Иной раз Ирих, услыхав шорох, круто обрывал игру, оглядывался кругом, а Ивга, как вспугнутая куропатка, стремглав неслась домой, и долго потом встречаясь с Юрком, загоралась густым румянцем.

Иногда Омелько с Юрком снаряжали воз и отправлялись по ярмаркам с разным «крамом»*. Ездили они и в Сумы, и в Ахтырку и в Лебедин.

Изворотливый запорожец действовал на все руки – распродав 2крам», закупал коней, гнал их на другую ярмарку, оттуда возвращался на третью с гуртом скота – то он раскидывал ятку с красным товаром, то устраивал походную кузницу – ковал коней, натягивал шины на панские рыдваны, наваривал шкворни на мужицкие возы.

Во время их отсутствия Ивга ходила молчаливой, бледнела и спадала с лица, да и сам Гнат скучал, и, сплёвывая табачную слюну, говорил – «где это наши хлопцы? пора бы им и домой».

Приезжая, и Омелько и Юрко всегда являлись не с пустыми руками. Гнат получал или сивую шапку или папушу* табаку или какой другой гостинец, а Ивге доставало или нарядное монисто, или кусок штофной узорчатой материи, а иногда и просто вызолоченный дукат – смотря по тому, как прошла ярмарка.

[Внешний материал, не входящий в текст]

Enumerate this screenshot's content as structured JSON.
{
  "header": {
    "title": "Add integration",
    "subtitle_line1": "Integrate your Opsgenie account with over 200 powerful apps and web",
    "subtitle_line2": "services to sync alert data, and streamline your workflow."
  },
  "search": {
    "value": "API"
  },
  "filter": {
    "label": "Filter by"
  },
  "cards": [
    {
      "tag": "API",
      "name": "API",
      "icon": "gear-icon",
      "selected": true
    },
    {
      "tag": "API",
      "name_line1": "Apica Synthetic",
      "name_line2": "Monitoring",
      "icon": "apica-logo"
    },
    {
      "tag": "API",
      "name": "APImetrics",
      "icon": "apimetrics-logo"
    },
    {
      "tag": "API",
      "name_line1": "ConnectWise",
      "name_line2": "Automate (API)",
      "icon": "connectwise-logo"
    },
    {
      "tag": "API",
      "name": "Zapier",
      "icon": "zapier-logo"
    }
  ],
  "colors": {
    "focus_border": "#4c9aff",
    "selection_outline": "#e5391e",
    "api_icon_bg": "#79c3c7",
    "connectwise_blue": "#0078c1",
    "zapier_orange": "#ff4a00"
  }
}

Ивга благодарила со вспыхнувшим лицом, прятала гостинцы в «скрыню»*, а Трепилец, похлопывая рукой подарок, приговаривал:

– Добрая штука – да только сухая,

– Размочим, тату, – весело озывался Омелько,

– У нас ещё есть кухоль горилки.

– Вот спасибо, что не забыли, а то на ярмарке, сынку, вам верно добрые были могорычи.

– Известно, тату. Люди ж говорят – баба не купит бича без могорыча, а козаки и подавно.

Так прошла и зима.

Дохнуло весенним теплом. По ярам зажурчали ручьи, балки наполнились снеговой водой. Река Мерло сломала лёд, вздулась, вышла из берегов и затопила поля, луга и низины,

– Хоть Днепру: в пору, – говорил Омелько, глядя, как мутные волны реки плескали и пенились грязно-бурой пеной.

На заводах тучами осели чайки, гуси, лебеди, утки.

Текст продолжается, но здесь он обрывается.